Während Benjamin wegen seines gebrechlichen Körpers an den Rollstuhl gefesselt ist, wächst der Junge trotz seiner kurzen Lebenserwartung über die Jahre im Seniorenheim auf und macht so erstmals mit der Erfahrung Bekanntschaft, geliebte Menschen zu verlieren. Hier lernt Benjamin auch die gleichaltrige Daisy (als Kind: Elle Fanning) kennen, in der der Junge in Greisengestalt eine Seelenverwandte findet. 
Doch je – körperlich – jünger Benjamin auf der einen und älter Daisy auf der anderen Seite wird, desto mehr trennen sich ihre Lebensweisen. Benjamin heuert als Seemann auf dem Schlepper von Captain Mike (Jared Harris) an und gerät dabei in die Wirren des Zweiten Weltkriegs, Daisy verfolgt erfolgreich ihre Karriere als Balletttänzerin, die sie bis an Moskauer Bolschoi-Theater führt. 
Nachdem Daisy durch einen tragischen Zufall von einem Taxi angefahren worden ist und ihre Karriere beenden muss, trifft die den nun auch körperlich gleichaltrigen Benjamin wieder, nachdem dieser sich die Hörner in einem Bordell abgestoßen und eine Affäre mit der Frau eines britischen Spions (Tilda Swinton) unterhalten hatte. Doch das Glück hält nicht lange an, denn während Benjamin äußerlich immer jünger wird, altert Daisy auf natürliche Weise… 

Kritik: 

David Fincher hat sich in seinen vorangegangenen Filmen stets als großartiger Regisseur erwiesen, der auf audiovisuell beeindruckende Weise die Abgründe des menschlichen Daseins erkundete. Mit der modernen Version von F. Scott Fitzgeralds bereits 1922 veröffentlichten Kurzgeschichte „Der seltsame Fall des Benjamin Button“ präsentiert sich der Filmemacher ungewohnt einfühlsam. Der mit über zweieinhalb Stunden etwas zu lange Film konzentriert sich ganz auf die diametral alternden Protagonisten und entwickelt sich zu einer tiefsinnigen Auseinandersetzung mit Fragen rund um das Altern, um die Geburt und das Sterben, um Liebe und Verlust. 

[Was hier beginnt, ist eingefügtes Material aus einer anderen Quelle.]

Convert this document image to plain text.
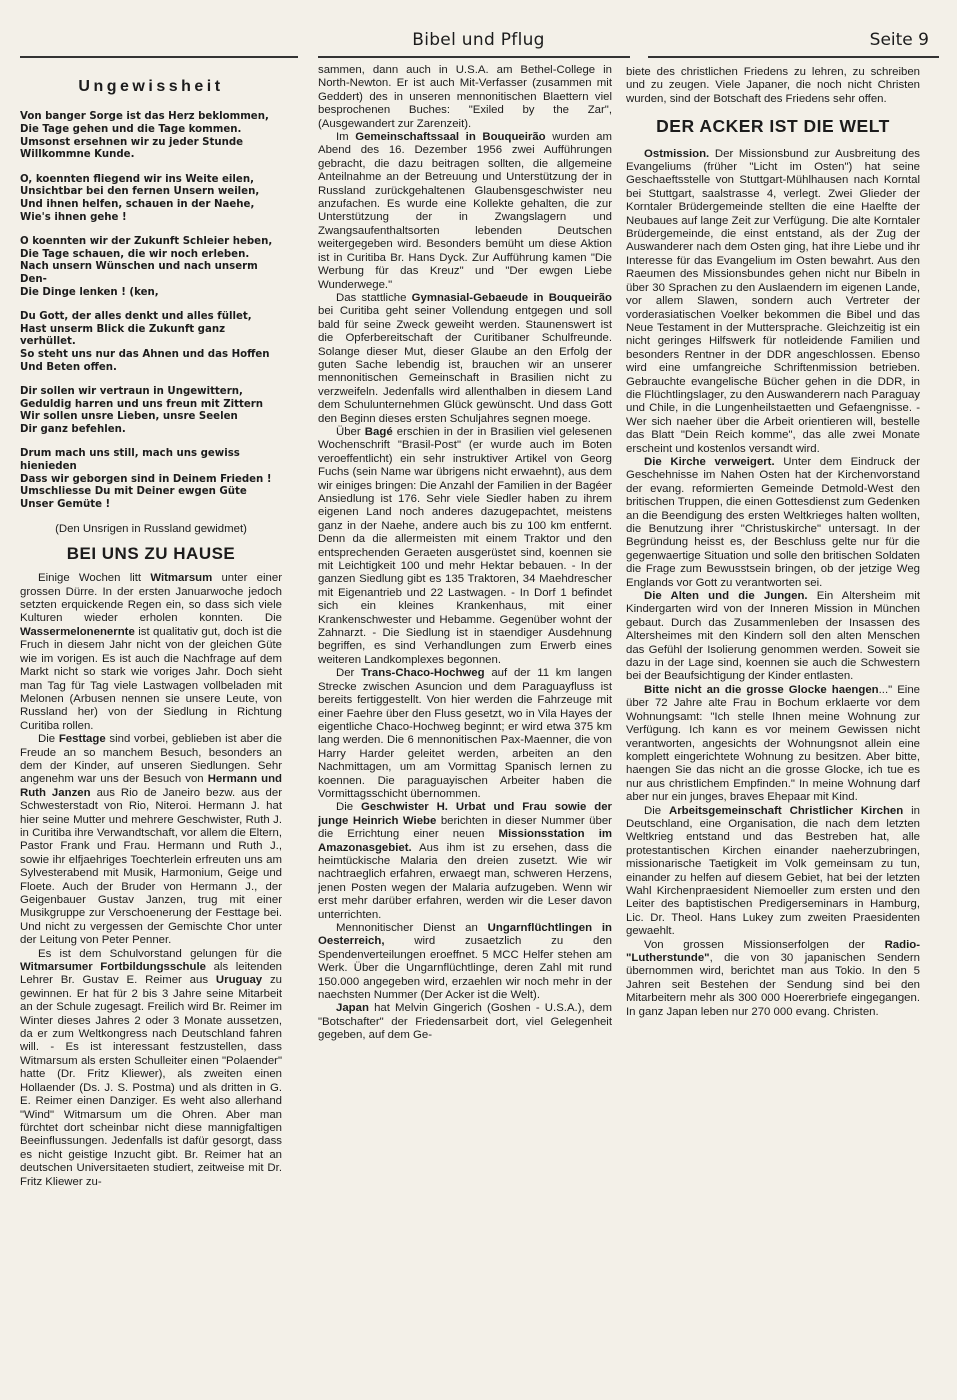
Bibel und Pflug	Seite 9
Ungewissheit
Von banger Sorge ist das Herz beklommen,
Die Tage gehen und die Tage kommen.
Umsonst ersehnen wir zu jeder Stunde
Willkommne Kunde.
O, koennten fliegend wir ins Weite eilen,
Unsichtbar bei den fernen Unsern weilen,
Und ihnen helfen, schauen in der Naehe,
Wie's ihnen gehe !
O koennten wir der Zukunft Schleier heben,
Die Tage schauen, die wir noch erleben.
Nach unsern Wünschen und nach unserm Den-
Die Dinge lenken ! (ken,
Du Gott, der alles denkt und alles füllet,
Hast unserm Blick die Zukunft ganz verhüllet.
So steht uns nur das Ahnen und das Hoffen
Und Beten offen.
Dir sollen wir vertraun in Ungewittern,
Geduldig harren und uns freun mit Zittern
Wir sollen unsre Lieben, unsre Seelen
Dir ganz befehlen.
Drum mach uns still, mach uns gewiss hienieden
Dass wir geborgen sind in Deinem Frieden !
Umschliesse Du mit Deiner ewgen Güte
Unser Gemüte !
(Den Unsrigen in Russland gewidmet)
BEI UNS ZU HAUSE

Einige Wochen litt Witmarsum unter einer grossen Dürre. In der ersten Januarwoche jedoch setzten erquickende Regen ein, so dass sich viele Kulturen wieder erholen konnten. Die Wassermelonenernte ist qualitativ gut, doch ist die Fruch in diesem Jahr nicht von der gleichen Güte wie im vorigen. Es ist auch die Nachfrage auf dem Markt nicht so stark wie voriges Jahr. Doch sieht man Tag für Tag viele Lastwagen vollbeladen mit Melonen (Arbusen nennen sie unsere Leute, von Russland her) von der Siedlung in Richtung Curitiba rollen.

Die Festtage sind vorbei, geblieben ist aber die Freude an so manchem Besuch, besonders an dem der Kinder, auf unseren Siedlungen. Sehr angenehm war uns der Besuch von Hermann und Ruth Janzen aus Rio de Janeiro bezw. aus der Schwesterstadt von Rio, Niteroi. Hermann J. hat hier seine Mutter und mehrere Geschwister, Ruth J. in Curitiba ihre Verwandtschaft, vor allem die Eltern, Pastor Frank und Frau. Hermann und Ruth J., sowie ihr elfjaehriges Toechterlein erfreuten uns am Sylvesterabend mit Musik, Harmonium, Geige und Floete. Auch der Bruder von Hermann J., der Geigenbauer Gustav Janzen, trug mit einer Musikgruppe zur Verschoenerung der Festtage bei. Und nicht zu vergessen der Gemischte Chor unter der Leitung von Peter Penner.

Es ist dem Schulvorstand gelungen für die Witmarsumer Fortbildungsschule als leitenden Lehrer Br. Gustav E. Reimer aus Uruguay zu gewinnen. Er hat für 2 bis 3 Jahre seine Mitarbeit an der Schule zugesagt. Freilich wird Br. Reimer im Winter dieses Jahres 2 oder 3 Monate aussetzen, da er zum Weltkongress nach Deutschland fahren will. - Es ist interessant festzustellen, dass Witmarsum als ersten Schulleiter einen "Polaender" hatte (Dr. Fritz Kliewer), als zweiten einen Hollaender (Ds. J. S. Postma) und als dritten in G. E. Reimer einen Danziger. Es weht also allerhand "Wind" Witmarsum um die Ohren. Aber man fürchtet dort scheinbar nicht diese mannigfaltigen Beeinflussungen. Jedenfalls ist dafür gesorgt, dass es nicht geistige Inzucht gibt. Br. Reimer hat an deutschen Universitaeten studiert, zeitweise mit Dr. Fritz Kliewer zu-

sammen, dann auch in U.S.A. am Bethel-College in North-Newton. Er ist auch Mit-Verfasser (zusammen mit Geddert) des in unseren mennonitischen Blaettern viel besprochenen Buches: "Exiled by the Zar", (Ausgewandert zur Zarenzeit).

Im Gemeinschaftssaal in Bouqueirão wurden am Abend des 16. Dezember 1956 zwei Aufführungen gebracht, die dazu beitragen sollten, die allgemeine Anteilnahme an der Betreuung und Unterstützung der in Russland zurückgehaltenen Glaubensgeschwister neu anzufachen. Es wurde eine Kollekte gehalten, die zur Unterstützung der in Zwangslagern und Zwangsaufenthaltsorten lebenden Deutschen weitergegeben wird. Besonders bemüht um diese Aktion ist in Curitiba Br. Hans Dyck. Zur Aufführung kamen "Die Werbung für das Kreuz" und "Der ewgen Liebe Wunderwege."

Das stattliche Gymnasial-Gebaeude in Bouqueirão bei Curitiba geht seiner Vollendung entgegen und soll bald für seine Zweck geweiht werden. Staunenswert ist die Opferbereitschaft der Curitibaner Schulfreunde. Solange dieser Mut, dieser Glaube an den Erfolg der guten Sache lebendig ist, brauchen wir an unserer mennonitischen Gemeinschaft in Brasilien nicht zu verzweifeln. Jedenfalls wird allenthalben in diesem Land dem Schulunternehmen Glück gewünscht. Und dass Gott den Beginn dieses ersten Schuljahres segnen moege.

Über Bagé erschien in der in Brasilien viel gelesenen Wochenschrift "Brasil-Post" (er wurde auch im Boten veroeffentlicht) ein sehr instruktiver Artikel von Georg Fuchs (sein Name war übrigens nicht erwaehnt), aus dem wir einiges bringen: Die Anzahl der Familien in der Bagéer Ansiedlung ist 176. Sehr viele Siedler haben zu ihrem eigenen Land noch anderes dazugepachtet, meistens ganz in der Naehe, andere auch bis zu 100 km entfernt. Denn da die allermeisten mit einem Traktor und den entsprechenden Geraeten ausgerüstet sind, koennen sie mit Leichtigkeit 100 und mehr Hektar bebauen. - In der ganzen Siedlung gibt es 135 Traktoren, 34 Maehdrescher mit Eigenantrieb und 22 Lastwagen. - In Dorf 1 befindet sich ein kleines Krankenhaus, mit einer Krankenschwester und Hebamme. Gegenüber wohnt der Zahnarzt. - Die Siedlung ist in staendiger Ausdehnung begriffen, es sind Verhandlungen zum Erwerb eines weiteren Landkomplexes begonnen.

Der Trans-Chaco-Hochweg auf der 11 km langen Strecke zwischen Asuncion und dem Paraguayfluss ist bereits fertiggestellt. Von hier werden die Fahrzeuge mit einer Faehre über den Fluss gesetzt, wo in Vila Hayes der eigentliche Chaco-Hochweg beginnt; er wird etwa 375 km lang werden. Die 6 mennonitischen Pax-Maenner, die von Harry Harder geleitet werden, arbeiten an den Nachmittagen, um am Vormittag Spanisch lernen zu koennen. Die paraguayischen Arbeiter haben die Vormittagsschicht übernommen.

Die Geschwister H. Urbat und Frau sowie der junge Heinrich Wiebe berichten in dieser Nummer über die Errichtung einer neuen Missionsstation im Amazonasgebiet. Aus ihm ist zu ersehen, dass die heimtückische Malaria den dreien zusetzt. Wie wir nachtraeglich erfahren, erwaegt man, schweren Herzens, jenen Posten wegen der Malaria aufzugeben. Wenn wir erst mehr darüber erfahren, werden wir die Leser davon unterrichten.

Mennonitischer Dienst an Ungarnflüchtlingen in Oesterreich, wird zusaetzlich zu den Spendenverteilungen eroeffnet. 5 MCC Helfer stehen am Werk. Über die Ungarnflüchtlinge, deren Zahl mit rund 150.000 angegeben wird, erzaehlen wir noch mehr in der naechsten Nummer (Der Acker ist die Welt).

Japan hat Melvin Gingerich (Goshen - U.S.A.), dem "Botschafter" der Friedensarbeit dort, viel Gelegenheit gegeben, auf dem Ge-

biete des christlichen Friedens zu lehren, zu schreiben und zu zeugen. Viele Japaner, die noch nicht Christen wurden, sind der Botschaft des Friedens sehr offen.

DER ACKER IST DIE WELT

Ostmission. Der Missionsbund zur Ausbreitung des Evangeliums (früher "Licht im Osten") hat seine Geschaeftsstelle von Stuttgart-Mühlhausen nach Korntal bei Stuttgart, saalstrasse 4, verlegt. Zwei Glieder der Korntaler Brüdergemeinde stellten die eine Haelfte der Neubaues auf lange Zeit zur Verfügung. Die alte Korntaler Brüdergemeinde, die einst entstand, als der Zug der Auswanderer nach dem Osten ging, hat ihre Liebe und ihr Interesse für das Evangelium im Osten bewahrt. Aus den Raeumen des Missionsbundes gehen nicht nur Bibeln in über 30 Sprachen zu den Auslaendern im eigenen Lande, vor allem Slawen, sondern auch Vertreter der vorderasiatischen Voelker bekommen die Bibel und das Neue Testament in der Muttersprache. Gleichzeitig ist ein nicht geringes Hilfswerk für notleidende Familien und besonders Rentner in der DDR angeschlossen. Ebenso wird eine umfangreiche Schriftenmission betrieben. Gebrauchte evangelische Bücher gehen in die DDR, in die Flüchtlingslager, zu den Auswanderern nach Paraguay und Chile, in die Lungenheilstaetten und Gefaengnisse. - Wer sich naeher über die Arbeit orientieren will, bestelle das Blatt "Dein Reich komme", das alle zwei Monate erscheint und kostenlos versandt wird.

Die Kirche verweigert. Unter dem Eindruck der Geschehnisse im Nahen Osten hat der Kirchenvorstand der evang. reformierten Gemeinde Detmold-West den britischen Truppen, die einen Gottesdienst zum Gedenken an die Beendigung des ersten Weltkrieges halten wollten, die Benutzung ihrer "Christuskirche" untersagt. In der Begründung heisst es, der Beschluss gelte nur für die gegenwaertige Situation und solle den britischen Soldaten die Frage zum Bewusstsein bringen, ob der jetzige Weg Englands vor Gott zu verantworten sei.

Die Alten und die Jungen. Ein Altersheim mit Kindergarten wird von der Inneren Mission in München gebaut. Durch das Zusammenleben der Insassen des Altersheimes mit den Kindern soll den alten Menschen das Gefühl der Isolierung genommen werden. Soweit sie dazu in der Lage sind, koennen sie auch die Schwestern bei der Beaufsichtigung der Kinder entlasten.

Bitte nicht an die grosse Glocke haengen..." Eine über 72 Jahre alte Frau in Bochum erklaerte vor dem Wohnungsamt: "Ich stelle Ihnen meine Wohnung zur Verfügung. Ich kann es vor meinem Gewissen nicht verantworten, angesichts der Wohnungsnot allein eine komplett eingerichtete Wohnung zu besitzen. Aber bitte, haengen Sie das nicht an die grosse Glocke, ich tue es nur aus christlichem Empfinden." In meine Wohnung darf aber nur ein junges, braves Ehepaar mit Kind.

Die Arbeitsgemeinschaft Christlicher Kirchen in Deutschland, eine Organisation, die nach dem letzten Weltkrieg entstand und das Bestreben hat, alle protestantischen Kirchen einander naeherzubringen, missionarische Taetigkeit im Volk gemeinsam zu tun, einander zu helfen auf diesem Gebiet, hat bei der letzten Wahl Kirchenpraesident Niemoeller zum ersten und den Leiter des baptistischen Predigerseminars in Hamburg, Lic. Dr. Theol. Hans Lukey zum zweiten Praesidenten gewaehlt.

Von grossen Missionserfolgen der Radio-"Lutherstunde", die von 30 japanischen Sendern übernommen wird, berichtet man aus Tokio. In den 5 Jahren seit Bestehen der Sendung sind bei den Mitarbeitern mehr als 300 000 Hoererbriefe eingegangen. In ganz Japan leben nur 270 000 evang. Christen.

Schon die eröffnende Episode mit dem blinden Uhrmacher, der durch seine Schöpfung dem Gedanken folgt, dass mit seiner rückwärtsgehenden Uhr auch die Zeit zurückgedreht werden könne, so dass sein Sohn aus dem Krieg zurückkommen würde, wird mit beeindruckend erscheinenden rückwärts laufenden Bildern untermalt und macht so den Weg des Zuschauers zum Staunen frei, denn auch die Lebensgeschichte Benjamin Buttons steckt voller wunderbarer Einfälle. Dazu zählt der Besuch des vermeintlich alten Mannes in einem Bordell, wo er – als Teenager - zu überraschenden Höchstleistungen aufläuft, sowie die stets nachts in einem russischen Hotel praktizierte Affäre mit der Frau eines britischen Spions oder die Abenteuer, die Benjamin auf hoher See erlebt. 

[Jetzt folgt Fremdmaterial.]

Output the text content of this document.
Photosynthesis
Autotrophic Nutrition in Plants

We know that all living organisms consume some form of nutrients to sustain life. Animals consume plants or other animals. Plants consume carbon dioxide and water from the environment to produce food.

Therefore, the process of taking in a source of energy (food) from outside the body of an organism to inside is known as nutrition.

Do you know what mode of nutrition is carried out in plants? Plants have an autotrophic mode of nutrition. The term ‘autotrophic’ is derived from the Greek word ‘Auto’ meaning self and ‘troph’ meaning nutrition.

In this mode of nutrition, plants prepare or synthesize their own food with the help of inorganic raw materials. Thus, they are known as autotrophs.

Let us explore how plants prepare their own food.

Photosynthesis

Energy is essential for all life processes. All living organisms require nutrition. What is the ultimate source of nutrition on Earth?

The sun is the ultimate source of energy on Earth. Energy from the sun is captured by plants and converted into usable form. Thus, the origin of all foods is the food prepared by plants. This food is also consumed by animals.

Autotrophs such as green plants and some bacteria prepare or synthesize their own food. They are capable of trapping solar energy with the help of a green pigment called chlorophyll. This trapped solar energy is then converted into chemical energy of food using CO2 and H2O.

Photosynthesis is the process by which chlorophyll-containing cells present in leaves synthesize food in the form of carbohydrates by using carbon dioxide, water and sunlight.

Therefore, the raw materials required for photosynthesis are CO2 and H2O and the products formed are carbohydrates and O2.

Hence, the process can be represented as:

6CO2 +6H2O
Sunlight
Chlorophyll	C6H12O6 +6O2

Das ist nicht nur wunderbar fotografiert und von Alexandre Desplats einfühlsamen Score begleitet, sondern auch gerade von Brad Pitt großartig gespielt, denn er bringt die Diskrepanz zwischen geistigem und körperlichem Alter überzeugend miteinander in Einklang. Das Oscar-prämierte Make-up von Greg Cannom („Bram Stokers Dracula“, „Vice: Der zweite Mann“) lässt Brad Pitt ebenso eindrucksvoll verjüngen, wie es Cate Blanchett älter werden lässt. Neben all den bereits angesprochenen philosophischen Themen, die „Der seltsame Fall des Benjamin Button“ anspricht, ist der Film vor allem eins: eine ungewöhnliche Liebesgeschichte, die zu den schönsten zählt, die in Hollywood erzählt worden ist.